Last but not least, anzi…ecco gli headliner della giornata: i tanto attesi Knocked Loose!
Nome di punta nello scenario metal hardcore americano e internazionale, hanno rivoluzionato il panorama dell’heavy moderno, ottenendo anche una nomination ai Grammy Awards 2024 nella categoria Best Metal Performance con il singolo Suffocate in collaborazione con Poppy e tratto dal loro ultimo disco You Won’t Go Before You’re Supposed To.
Il disco segna una nuova evoluzione del sound dei Knocked Loose, ancora più oscuro, pesante e diretto. Un lavoro che amplifica la loro intensità emotiva e sonora, confermandoli tra i protagonisti assoluti dell’heavy contemporaneo. Una band dalle scelte consapevoli, con un’identità ben definita e una capacità di stare sul palco intensa e senza paragoni.
I Knocked Loose hanno inaugurato l’anno con la pubblicazione di Hive Mind, il singolo realizzato insieme al rapper Denzel Curry, tra i liricisti più apprezzati della scena contemporanea e oltre ad essere nelle line- up di tantissimi festival estivi del 2026 la band è attualmente in tour come gruppo spalla dei Metallica!

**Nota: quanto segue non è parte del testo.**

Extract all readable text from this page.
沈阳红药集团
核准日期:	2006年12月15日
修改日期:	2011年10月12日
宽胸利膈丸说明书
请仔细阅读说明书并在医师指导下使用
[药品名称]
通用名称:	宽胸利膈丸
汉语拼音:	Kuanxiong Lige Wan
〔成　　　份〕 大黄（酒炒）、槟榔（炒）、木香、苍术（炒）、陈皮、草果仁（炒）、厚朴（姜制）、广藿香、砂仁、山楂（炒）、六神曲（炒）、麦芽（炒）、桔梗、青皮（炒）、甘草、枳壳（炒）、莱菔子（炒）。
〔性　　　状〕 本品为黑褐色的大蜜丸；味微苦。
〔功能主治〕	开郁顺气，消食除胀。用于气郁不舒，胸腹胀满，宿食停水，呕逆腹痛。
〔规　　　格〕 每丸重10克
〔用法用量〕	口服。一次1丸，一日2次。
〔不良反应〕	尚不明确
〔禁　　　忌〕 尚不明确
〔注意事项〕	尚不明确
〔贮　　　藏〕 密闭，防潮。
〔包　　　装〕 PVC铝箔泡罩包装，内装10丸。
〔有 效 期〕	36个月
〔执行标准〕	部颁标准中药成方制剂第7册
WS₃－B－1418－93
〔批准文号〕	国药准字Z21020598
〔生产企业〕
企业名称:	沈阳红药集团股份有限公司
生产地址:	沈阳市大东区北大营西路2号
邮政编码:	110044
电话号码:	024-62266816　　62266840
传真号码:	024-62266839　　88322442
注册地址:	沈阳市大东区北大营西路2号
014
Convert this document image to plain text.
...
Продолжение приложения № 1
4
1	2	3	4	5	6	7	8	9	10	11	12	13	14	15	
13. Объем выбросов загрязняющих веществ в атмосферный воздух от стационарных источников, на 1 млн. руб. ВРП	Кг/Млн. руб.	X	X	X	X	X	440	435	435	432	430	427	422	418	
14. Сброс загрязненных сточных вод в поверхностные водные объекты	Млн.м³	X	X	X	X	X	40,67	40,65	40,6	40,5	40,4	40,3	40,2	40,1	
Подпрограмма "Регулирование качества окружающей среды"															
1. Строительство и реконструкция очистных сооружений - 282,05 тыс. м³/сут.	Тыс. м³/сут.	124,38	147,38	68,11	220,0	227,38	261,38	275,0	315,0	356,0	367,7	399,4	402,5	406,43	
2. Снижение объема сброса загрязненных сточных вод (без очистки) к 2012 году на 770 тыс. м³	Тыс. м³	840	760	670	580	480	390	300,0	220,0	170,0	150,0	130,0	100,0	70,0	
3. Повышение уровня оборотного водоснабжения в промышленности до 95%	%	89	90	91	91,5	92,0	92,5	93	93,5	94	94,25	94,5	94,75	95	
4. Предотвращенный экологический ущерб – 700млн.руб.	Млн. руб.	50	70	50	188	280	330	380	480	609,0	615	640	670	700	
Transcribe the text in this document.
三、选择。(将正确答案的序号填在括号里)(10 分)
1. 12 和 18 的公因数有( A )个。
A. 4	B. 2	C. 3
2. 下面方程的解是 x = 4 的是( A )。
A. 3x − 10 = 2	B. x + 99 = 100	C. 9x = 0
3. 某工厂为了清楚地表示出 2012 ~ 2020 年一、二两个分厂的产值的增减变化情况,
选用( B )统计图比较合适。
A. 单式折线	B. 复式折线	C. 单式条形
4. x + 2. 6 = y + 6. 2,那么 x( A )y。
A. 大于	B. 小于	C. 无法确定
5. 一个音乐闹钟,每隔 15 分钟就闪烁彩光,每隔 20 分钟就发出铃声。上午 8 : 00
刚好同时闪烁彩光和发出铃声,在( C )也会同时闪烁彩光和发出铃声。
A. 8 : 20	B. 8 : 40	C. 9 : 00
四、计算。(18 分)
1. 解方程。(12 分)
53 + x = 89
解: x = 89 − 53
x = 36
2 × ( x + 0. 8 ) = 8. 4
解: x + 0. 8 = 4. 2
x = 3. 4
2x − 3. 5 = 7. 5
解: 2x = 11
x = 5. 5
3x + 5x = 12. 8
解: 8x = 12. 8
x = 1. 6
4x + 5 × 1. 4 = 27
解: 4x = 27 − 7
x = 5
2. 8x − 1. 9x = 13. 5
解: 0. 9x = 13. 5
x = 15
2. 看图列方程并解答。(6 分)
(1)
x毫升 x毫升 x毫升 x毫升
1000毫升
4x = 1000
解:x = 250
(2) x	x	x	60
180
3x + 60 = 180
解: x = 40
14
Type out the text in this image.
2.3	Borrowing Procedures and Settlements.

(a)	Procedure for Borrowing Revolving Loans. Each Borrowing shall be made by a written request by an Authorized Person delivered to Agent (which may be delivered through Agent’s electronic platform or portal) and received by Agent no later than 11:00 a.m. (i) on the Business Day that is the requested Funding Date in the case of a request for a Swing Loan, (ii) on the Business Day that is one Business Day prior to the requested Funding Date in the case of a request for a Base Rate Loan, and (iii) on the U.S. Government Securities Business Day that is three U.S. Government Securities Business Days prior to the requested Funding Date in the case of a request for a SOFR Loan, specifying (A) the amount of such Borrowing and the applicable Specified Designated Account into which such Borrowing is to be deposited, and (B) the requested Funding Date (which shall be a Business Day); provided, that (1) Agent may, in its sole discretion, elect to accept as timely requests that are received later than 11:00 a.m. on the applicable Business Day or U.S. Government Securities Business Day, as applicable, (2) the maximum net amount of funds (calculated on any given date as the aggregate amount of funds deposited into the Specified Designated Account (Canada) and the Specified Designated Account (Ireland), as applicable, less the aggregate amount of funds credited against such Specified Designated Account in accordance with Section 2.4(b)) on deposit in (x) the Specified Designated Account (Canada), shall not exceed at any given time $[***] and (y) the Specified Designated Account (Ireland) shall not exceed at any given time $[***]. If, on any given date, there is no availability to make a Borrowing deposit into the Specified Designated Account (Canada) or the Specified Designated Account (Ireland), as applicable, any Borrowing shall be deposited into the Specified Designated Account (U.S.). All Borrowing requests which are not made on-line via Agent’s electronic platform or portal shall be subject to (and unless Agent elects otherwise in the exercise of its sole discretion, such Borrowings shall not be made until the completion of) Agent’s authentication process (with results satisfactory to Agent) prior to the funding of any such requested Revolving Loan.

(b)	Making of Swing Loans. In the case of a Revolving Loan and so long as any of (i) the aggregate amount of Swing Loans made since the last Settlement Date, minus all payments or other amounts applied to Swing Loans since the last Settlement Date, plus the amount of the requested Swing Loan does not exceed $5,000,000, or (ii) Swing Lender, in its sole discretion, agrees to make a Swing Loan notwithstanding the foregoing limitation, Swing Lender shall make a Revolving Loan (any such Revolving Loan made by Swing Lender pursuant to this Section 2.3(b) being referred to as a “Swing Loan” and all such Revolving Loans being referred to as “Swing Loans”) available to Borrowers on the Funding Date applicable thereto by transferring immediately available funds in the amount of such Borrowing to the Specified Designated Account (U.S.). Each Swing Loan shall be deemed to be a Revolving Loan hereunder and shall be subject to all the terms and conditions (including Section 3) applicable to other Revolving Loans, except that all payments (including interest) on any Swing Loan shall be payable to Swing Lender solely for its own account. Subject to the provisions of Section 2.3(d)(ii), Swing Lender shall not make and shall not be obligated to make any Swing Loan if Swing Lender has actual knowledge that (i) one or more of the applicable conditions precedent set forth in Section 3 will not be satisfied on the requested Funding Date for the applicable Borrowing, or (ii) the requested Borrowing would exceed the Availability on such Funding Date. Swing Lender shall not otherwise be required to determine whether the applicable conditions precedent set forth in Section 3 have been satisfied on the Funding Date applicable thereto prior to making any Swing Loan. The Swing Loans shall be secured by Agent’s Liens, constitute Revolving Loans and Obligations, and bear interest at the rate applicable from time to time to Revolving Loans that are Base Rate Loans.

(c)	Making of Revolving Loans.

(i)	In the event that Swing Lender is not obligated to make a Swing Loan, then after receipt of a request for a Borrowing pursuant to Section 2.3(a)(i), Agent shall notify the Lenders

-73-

Non tutti forse sanno che la band ha avuto un po’ di sfighe nell’ultimo periodo.
A pochi giorni dall’inizio del tour al cantante Bryan Garris è stata diagnosticata una paralisi facciale idiopatica, mentre il chitarrista Isaac Hale è stato investito da un’auto durante il tour europeo.
Nonostante ciò i Knocked Loose sono spaziali, non c’è un attimo di tregua e di noia nella loro ora di show, un live intenso che si chiude alla grande con i brani Deep in the Willow ed Everything is Quiet Now, anche se la quiete sembra ben lontana e l’ultimo, grosso, agitato circle pit prende il via e “tiene botta” fino all’ultima nota.